A few years ago while traveling on mission in Europe I had the opportunity to visit the orphanage where my friend’s son had been raised.  We were given access where it wasn’t usually granted and allowed a glimpse of what life had been like for their son.  This week I ran across some of my thoughts from that experience.  We’ll call their boy Jack.

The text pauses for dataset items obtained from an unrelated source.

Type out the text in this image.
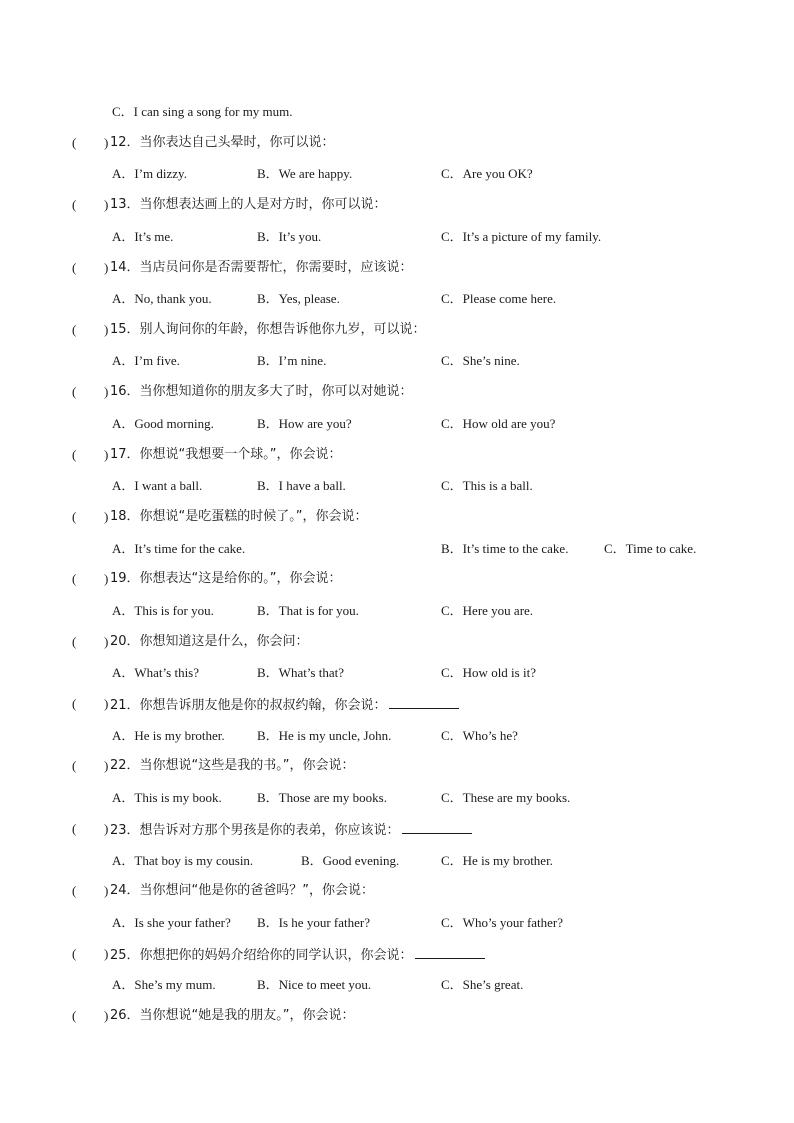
C．I can sing a song for my mum.
( ) 12．当你表达自己头晕时，你可以说：
A．I’m dizzy.	B．We are happy.	C．Are you OK?
( ) 13．当你想表达画上的人是对方时，你可以说：
A．It’s me.	B．It’s you.	C．It’s a picture of my family.
( ) 14．当店员问你是否需要帮忙，你需要时，应该说：
A．No, thank you.	B．Yes, please.	C．Please come here.
( ) 15．别人询问你的年龄，你想告诉他你九岁，可以说：
A．I’m five.	B．I’m nine.	C．She’s nine.
( ) 16．当你想知道你的朋友多大了时，你可以对她说：
A．Good morning.	B．How are you?	C．How old are you?
( ) 17．你想说“我想要一个球。”，你会说：
A．I want a ball.	B．I have a ball.	C．This is a ball.
( ) 18．你想说“是吃蛋糕的时候了。”，你会说：
A．It’s time for the cake.	B．It’s time to the cake.	C．Time to cake.
( ) 19．你想表达“这是给你的。”，你会说：
A．This is for you.	B．That is for you.	C．Here you are.
( ) 20．你想知道这是什么，你会问：
A．What’s this?	B．What’s that?	C．How old is it?
( ) 21．你想告诉朋友他是你的叔叔约翰，你会说：
A．He is my brother. B．He is my uncle, John.	C．Who’s he?
( ) 22．当你想说“这些是我的书。”，你会说：
A．This is my book.	B．Those are my books.	C．These are my books.
( ) 23．想告诉对方那个男孩是你的表弟，你应该说：
A．That boy is my cousin.	B．Good evening.	C．He is my brother.
( ) 24．当你想问“他是你的爸爸吗？”，你会说：
A．Is she your father? B．Is he your father?	C．Who’s your father?
( ) 25．你想把你的妈妈介绍给你的同学认识，你会说：
A．She’s my mum.	B．Nice to meet you.	C．She’s great.
( ) 26．当你想说“她是我的朋友。”，你会说：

“To have been able to see how these children are treated and to know what Jack’s life was like gave me such a wonderful perspective.  I heard stories of other orphanages, of how good this one is. Much like coming to Christ, some lives seem ‘better’ or ‘worse,’ more or less difficult.  For an orphan, Jack had great caretakers who genuinely seemed to care about him.  But nothing beats being part of a family.  God had this wonderful and grand design for him, something better, with greater benefits and hope.  What he had wasn’t half bad.  But what was offered him was priceless.  Often times we meet people whose lives don’t seem half bad.  Often times we ourselves settle for lives that aren’t half bad.  But what God actually has for us is so much more.  He offers us something better and lasting and rooted in Family.”  

We weren’t made for ‘good’ and God’s designs for our lives aren’t just ‘good.’

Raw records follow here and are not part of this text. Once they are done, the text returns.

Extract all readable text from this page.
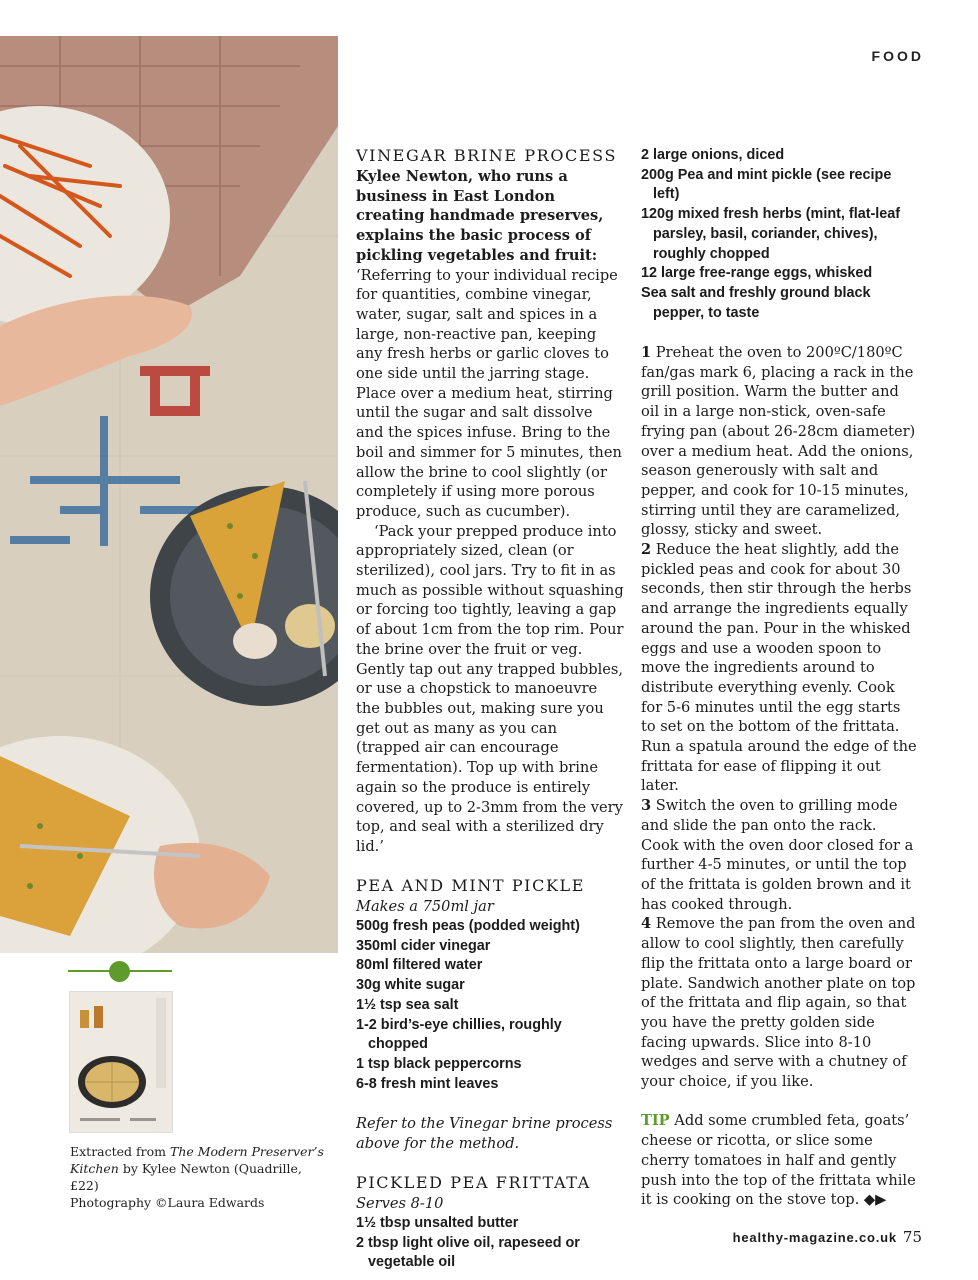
FOOD
Extracted from The Modern Preserver’s Kitchen by Kylee Newton (Quadrille, £22)
Photography ©Laura Edwards
VINEGAR BRINE PROCESS

Kylee Newton, who runs a business in East London creating handmade preserves, explains the basic process of pickling vegetables and fruit: ‘Referring to your individual recipe for quantities, combine vinegar, water, sugar, salt and spices in a large, non-reactive pan, keeping any fresh herbs or garlic cloves to one side until the jarring stage. Place over a medium heat, stirring until the sugar and salt dissolve and the spices infuse. Bring to the boil and simmer for 5 minutes, then allow the brine to cool slightly (or completely if using more porous produce, such as cucumber).

‘Pack your prepped produce into appropriately sized, clean (or sterilized), cool jars. Try to fit in as much as possible without squashing or forcing too tightly, leaving a gap of about 1cm from the top rim. Pour the brine over the fruit or veg. Gently tap out any trapped bubbles, or use a chopstick to manoeuvre the bubbles out, making sure you get out as many as you can (trapped air can encourage fermentation). Top up with brine again so the produce is entirely covered, up to 2-3mm from the very top, and seal with a sterilized dry lid.’

PEA AND MINT PICKLE

Makes a 750ml jar

500g fresh peas (podded weight)

350ml cider vinegar

80ml filtered water

30g white sugar

1½ tsp sea salt

1-2 bird’s-eye chillies, roughly chopped

1 tsp black peppercorns

6-8 fresh mint leaves

Refer to the Vinegar brine process above for the method.

PICKLED PEA FRITTATA

Serves 8-10

1½ tbsp unsalted butter

2 tbsp light olive oil, rapeseed or vegetable oil

2 large onions, diced

200g Pea and mint pickle (see recipe left)

120g mixed fresh herbs (mint, flat-leaf parsley, basil, coriander, chives), roughly chopped

12 large free-range eggs, whisked

Sea salt and freshly ground black pepper, to taste

1 Preheat the oven to 200ºC/180ºC fan/gas mark 6, placing a rack in the grill position. Warm the butter and oil in a large non-stick, oven-safe frying pan (about 26-28cm diameter) over a medium heat. Add the onions, season generously with salt and pepper, and cook for 10-15 minutes, stirring until they are caramelized, glossy, sticky and sweet.

2 Reduce the heat slightly, add the pickled peas and cook for about 30 seconds, then stir through the herbs and arrange the ingredients equally around the pan. Pour in the whisked eggs and use a wooden spoon to move the ingredients around to distribute everything evenly. Cook for 5-6 minutes until the egg starts to set on the bottom of the frittata. Run a spatula around the edge of the frittata for ease of flipping it out later.

3 Switch the oven to grilling mode and slide the pan onto the rack. Cook with the oven door closed for a further 4-5 minutes, or until the top of the frittata is golden brown and it has cooked through.

4 Remove the pan from the oven and allow to cool slightly, then carefully flip the frittata onto a large board or plate. Sandwich another plate on top of the frittata and flip again, so that you have the pretty golden side facing upwards. Slice into 8-10 wedges and serve with a chutney of your choice, if you like.

TIP Add some crumbled feta, goats’ cheese or ricotta, or slice some cherry tomatoes in half and gently push into the top of the frittata while it is cooking on the stove top. ◆▶

healthy-magazine.co.uk 75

We were made for lives of resplendent wonder.

We weren’t made to settle for less, but to strive for more.  We weren’t made for mud pies or really good orphanages, we were made for feasts and homes and Family.  That orphanage was a really nice place, but it was no home, it had only a foretaste of family.  And to all who look around their lives and see less than the greatness of belonging, He says, “The Best is better than all the good you’ve ever known. Let’s go home, son.”

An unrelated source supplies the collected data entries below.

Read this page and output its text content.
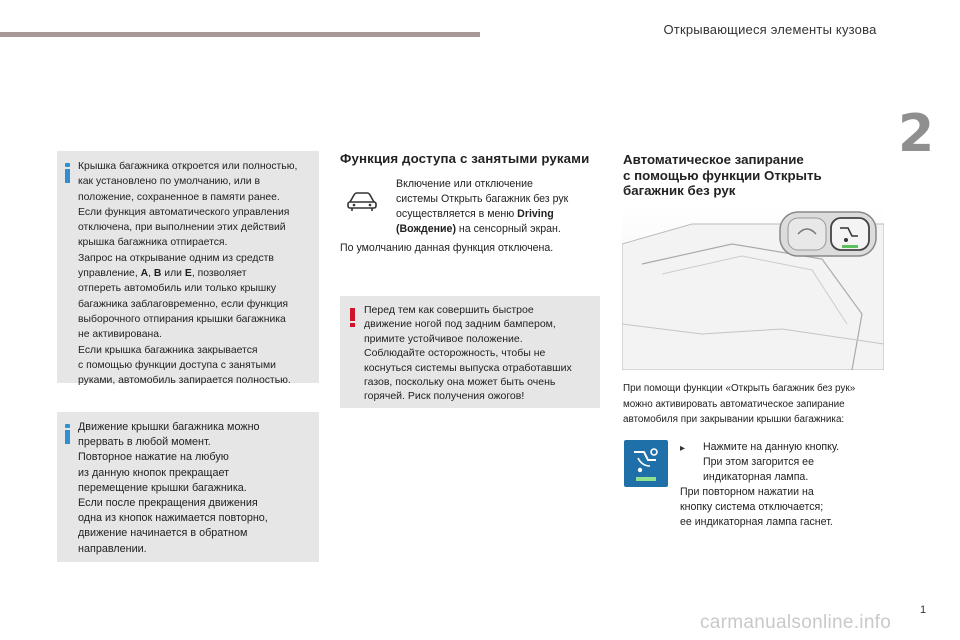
Открывающиеся элементы кузова
2
Крышка багажника откроется или полностью,
как установлено по умолчанию, или в
положение, сохраненное в памяти ранее.
Если функция автоматического управления
отключена, при выполнении этих действий
крышка багажника отпирается.
Запрос на открывание одним из средств
управление, A, B или E, позволяет
отпереть автомобиль или только крышку
багажника заблаговременно, если функция
выборочного отпирания крышки багажника
не активирована.
Если крышка багажника закрывается
с помощью функции доступа с занятыми
руками, автомобиль запирается полностью.
Движение крышки багажника можно
прервать в любой момент.
Повторное нажатие на любую
из данную кнопок прекращает
перемещение крышки багажника.
Если после прекращения движения
одна из кнопок нажимается повторно,
движение начинается в обратном
направлении.
Функция доступа с занятыми руками
Включение или отключение
системы Открыть багажник без рук
осуществляется в меню Driving
(Вождение) на сенсорный экран.
По умолчанию данная функция отключена.
Перед тем как совершить быстрое
движение ногой под задним бампером,
примите устойчивое положение.
Соблюдайте осторожность, чтобы не
коснуться системы выпуска отработавших
газов, поскольку она может быть очень
горячей. Риск получения ожогов!
Автоматическое запирание
с помощью функции Открыть
багажник без рук
При помощи функции «Открыть багажник без рук»
можно активировать автоматическое запирание
автомобиля при закрывании крышки багажника:
▸ Нажмите на данную кнопку.
При этом загорится ее
индикаторная лампа.
При повторном нажатии на
кнопку система отключается;
ее индикаторная лампа гаснет.
carmanualsonline.info
1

We were–every one of us–made for lives of greatness, wonder, belonging.  For most of us, the battle isn’t between being a good person or being a bad one, it is between being a good one and the best one.  Often times we look at our lives, our choices, our families, our marriages, our finances, our relationships and we think it’s all pretty good, not half bad.  I’m ok. We weren’t made for ok.  We were made for greatness and to settle for anything less is to leave priceless blessings on the table of our lives, unopened gifts on the calendar of our days.  

I don’t want ‘a good life’ and that means I can’t make decisions that lead to one. I want the best life God has to offer me and that means I must daily make decisions that lead to it.

May we never settle for mud pies in the slums because we can’t imagine the greatness of a feast by the ocean. (And, yes, that is a rather loose paraphrase from the impeccable C. S. Lewis.)